The skill asks the user to inspect and potentially modify OpenClaw approval policy so the Hi plugin install can proceed without repeated prompts. The command is user-directed and scoped to the Hirey install command, but it changes a local permission boundary.
Before running the install, probe `openclaw approvals get` (or read `~/.openclaw/exec-approvals.json`) ... `openclaw approvals set --stdin` ... `"ask": "on-miss"` ... `"argPattern": "^plugins\\s+install\\s+clawhub:hirey(\\b|$)"`
Paste the approval-policy command only if you trust this install flow, and restore your previous approval settings afterward if you do not want that exception to remain.
The installed Hi components come from the package's bundled vendor tree and version metadata controlled by the Hi/Hirey service.
The installer relies on publisher-prebundled Node package contents and a Hirey-hosted recommended-versions endpoint.
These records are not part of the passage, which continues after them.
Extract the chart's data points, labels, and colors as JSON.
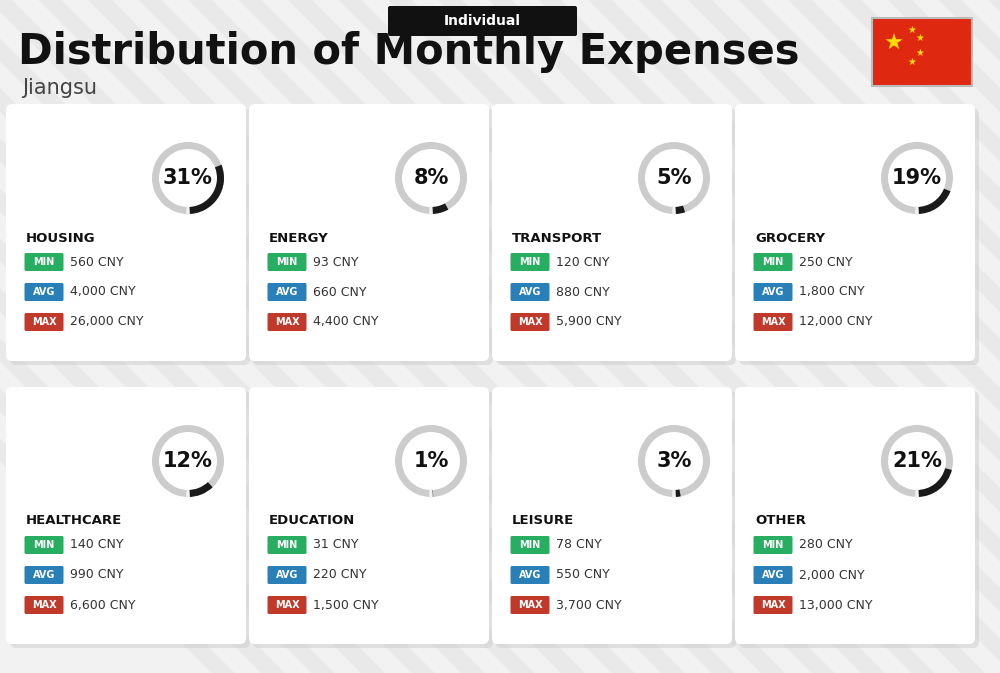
{
  "title": "Distribution of Monthly Expenses",
  "subtitle": "Individual",
  "region": "Jiangsu",
  "background_color": "#f2f2f2",
  "card_bg": "#ffffff",
  "categories": [
    {
      "name": "HOUSING",
      "pct": 31,
      "min_val": "560 CNY",
      "avg_val": "4,000 CNY",
      "max_val": "26,000 CNY",
      "row": 0,
      "col": 0
    },
    {
      "name": "ENERGY",
      "pct": 8,
      "min_val": "93 CNY",
      "avg_val": "660 CNY",
      "max_val": "4,400 CNY",
      "row": 0,
      "col": 1
    },
    {
      "name": "TRANSPORT",
      "pct": 5,
      "min_val": "120 CNY",
      "avg_val": "880 CNY",
      "max_val": "5,900 CNY",
      "row": 0,
      "col": 2
    },
    {
      "name": "GROCERY",
      "pct": 19,
      "min_val": "250 CNY",
      "avg_val": "1,800 CNY",
      "max_val": "12,000 CNY",
      "row": 0,
      "col": 3
    },
    {
      "name": "HEALTHCARE",
      "pct": 12,
      "min_val": "140 CNY",
      "avg_val": "990 CNY",
      "max_val": "6,600 CNY",
      "row": 1,
      "col": 0
    },
    {
      "name": "EDUCATION",
      "pct": 1,
      "min_val": "31 CNY",
      "avg_val": "220 CNY",
      "max_val": "1,500 CNY",
      "row": 1,
      "col": 1
    },
    {
      "name": "LEISURE",
      "pct": 3,
      "min_val": "78 CNY",
      "avg_val": "550 CNY",
      "max_val": "3,700 CNY",
      "row": 1,
      "col": 2
    },
    {
      "name": "OTHER",
      "pct": 21,
      "min_val": "280 CNY",
      "avg_val": "2,000 CNY",
      "max_val": "13,000 CNY",
      "row": 1,
      "col": 3
    }
  ],
  "min_color": "#27ae60",
  "avg_color": "#2980b9",
  "max_color": "#c0392b",
  "arc_bg_color": "#cccccc",
  "arc_fg_color": "#1a1a1a",
  "title_fontsize": 30,
  "subtitle_fontsize": 10,
  "region_fontsize": 15,
  "pct_fontsize": 15,
  "name_fontsize": 9.5,
  "val_fontsize": 9,
  "badge_fontsize": 7,
  "flag_color": "#de2910",
  "star_color": "#ffde00",
  "stripe_color": "#e0e0e0",
  "subtitle_bg": "#111111"
}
That is a normal supply-chain pattern for a bundled installer, but it means users must trust the package publisher and the Hirey endpoint.
render 时把整棵 node_modules 树 prebundle 进 bundle 的 ./vendor/,install 时 fs.cp 出去 ... version号现在去 hi-platform 的 well-known endpoint 拉
Install from a trusted ClawHub package/version, and verify the bundled package versions if supply-chain provenance matters for your environment.
Local Hi receiver traffic and hook access depend on stored tokens; exposure of the OpenClaw config could expose that local integration.
The installer configures local gateway/receiver communication and token-based access for the Hi integration. This is expected for local MCP/receiver setup, but the token and URL are sensitive configuration values.
export const DEFAULT_GATEWAY_BASE_URL = 'http://127.0.0.1:18789'; ... `HI_RECEIVER_TOKEN`, `HI_RECEIVER_URL`
Keep your OpenClaw config files private, avoid sharing logs/configs containing receiver tokens, and rotate or reinstall if the token is exposed.